We have been crowdfunding subMedia.tv since 2007. We make a modest living through small donations and are mostly able to cover our operating expenses. Not having to serve ads, or ask foundations or governments for cash has given us the flexibility to say whatever we want without compromising our politics. A lot of our work has actually focused, on criticizing how foundation and government funding demobilize and pacify radical projects. This is why it was to our great surprise, that the Kindle Project gave us a one time grant with no questions asked and no expectations from us. It seemed too good to be true, but alas, what they promised is what they delivered.

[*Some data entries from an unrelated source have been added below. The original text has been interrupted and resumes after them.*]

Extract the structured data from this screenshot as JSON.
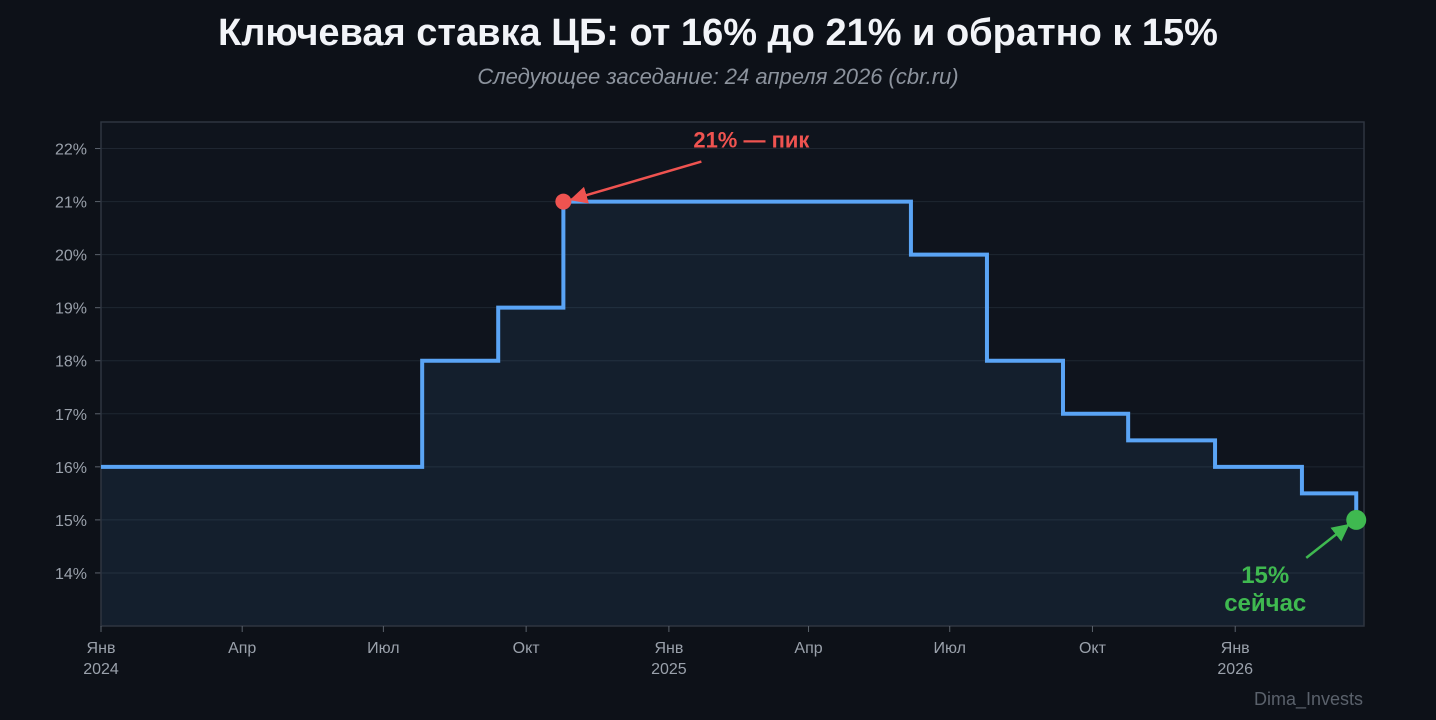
{
  "title": "Ключевая ставка ЦБ: от 16% до 21% и обратно к 15%",
  "subtitle": "Следующее заседание: 24 апреля 2026 (cbr.ru)",
  "watermark": "Dima_Invests",
  "colors": {
    "background": "#0d1118",
    "plot_background": "#111722",
    "line": "#5aa4f5",
    "peak": "#ef5350",
    "current": "#3fb950",
    "axis_text": "#9aa1ab"
  },
  "chart_data": {
    "type": "line",
    "step": true,
    "title": "Ключевая ставка ЦБ: от 16% до 21% и обратно к 15%",
    "subtitle": "Следующее заседание: 24 апреля 2026 (cbr.ru)",
    "xlabel": "",
    "ylabel": "",
    "xlim": [
      "2024-01-01",
      "2026-03-25"
    ],
    "ylim": [
      13,
      22.5
    ],
    "grid": true,
    "y_ticks": [
      14,
      15,
      16,
      17,
      18,
      19,
      20,
      21,
      22
    ],
    "y_tick_labels": [
      "14%",
      "15%",
      "16%",
      "17%",
      "18%",
      "19%",
      "20%",
      "21%",
      "22%"
    ],
    "x_ticks": [
      {
        "date": "2024-01-01",
        "label": "Янв",
        "year": "2024"
      },
      {
        "date": "2024-04-01",
        "label": "Апр",
        "year": ""
      },
      {
        "date": "2024-07-01",
        "label": "Июл",
        "year": ""
      },
      {
        "date": "2024-10-01",
        "label": "Окт",
        "year": ""
      },
      {
        "date": "2025-01-01",
        "label": "Янв",
        "year": "2025"
      },
      {
        "date": "2025-04-01",
        "label": "Апр",
        "year": ""
      },
      {
        "date": "2025-07-01",
        "label": "Июл",
        "year": ""
      },
      {
        "date": "2025-10-01",
        "label": "Окт",
        "year": ""
      },
      {
        "date": "2026-01-01",
        "label": "Янв",
        "year": "2026"
      }
    ],
    "series": [
      {
        "values": [
          {
            "x": "2024-01-01",
            "y": 16
          },
          {
            "x": "2024-07-26",
            "y": 18
          },
          {
            "x": "2024-09-13",
            "y": 19
          },
          {
            "x": "2024-10-25",
            "y": 21
          },
          {
            "x": "2025-06-06",
            "y": 20
          },
          {
            "x": "2025-07-25",
            "y": 18
          },
          {
            "x": "2025-09-12",
            "y": 17
          },
          {
            "x": "2025-10-24",
            "y": 16.5
          },
          {
            "x": "2025-12-19",
            "y": 16
          },
          {
            "x": "2026-02-13",
            "y": 15.5
          },
          {
            "x": "2026-03-20",
            "y": 15
          },
          {
            "x": "2026-03-25",
            "y": 15
          }
        ]
      }
    ],
    "annotations": [
      {
        "kind": "peak",
        "text": "21% — пик",
        "x": "2024-10-25",
        "y": 21
      },
      {
        "kind": "current",
        "text_lines": [
          "15%",
          "сейчас"
        ],
        "x": "2026-03-20",
        "y": 15
      }
    ]
  }
}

Ironically the money went to pay for back taxes and debt incurred while running subMedia.tv. But it has given us a bit of mental space to not have tax and debt collectors breathing down our necks. A mental space that is invaluable when plotting to make media that aims to dismantle those same institutions, and for this we are grateful.

Photo credit: Dawn Paley

Photo credit: Dawn Paley

Franklin López is an anarchist filmmaker from occupied Borikén (Puerto Rico.) He has produced hundreds of videos and short films under the subMedia.tv banner, a website he has been curating since 2000. He currently resides in Montreal.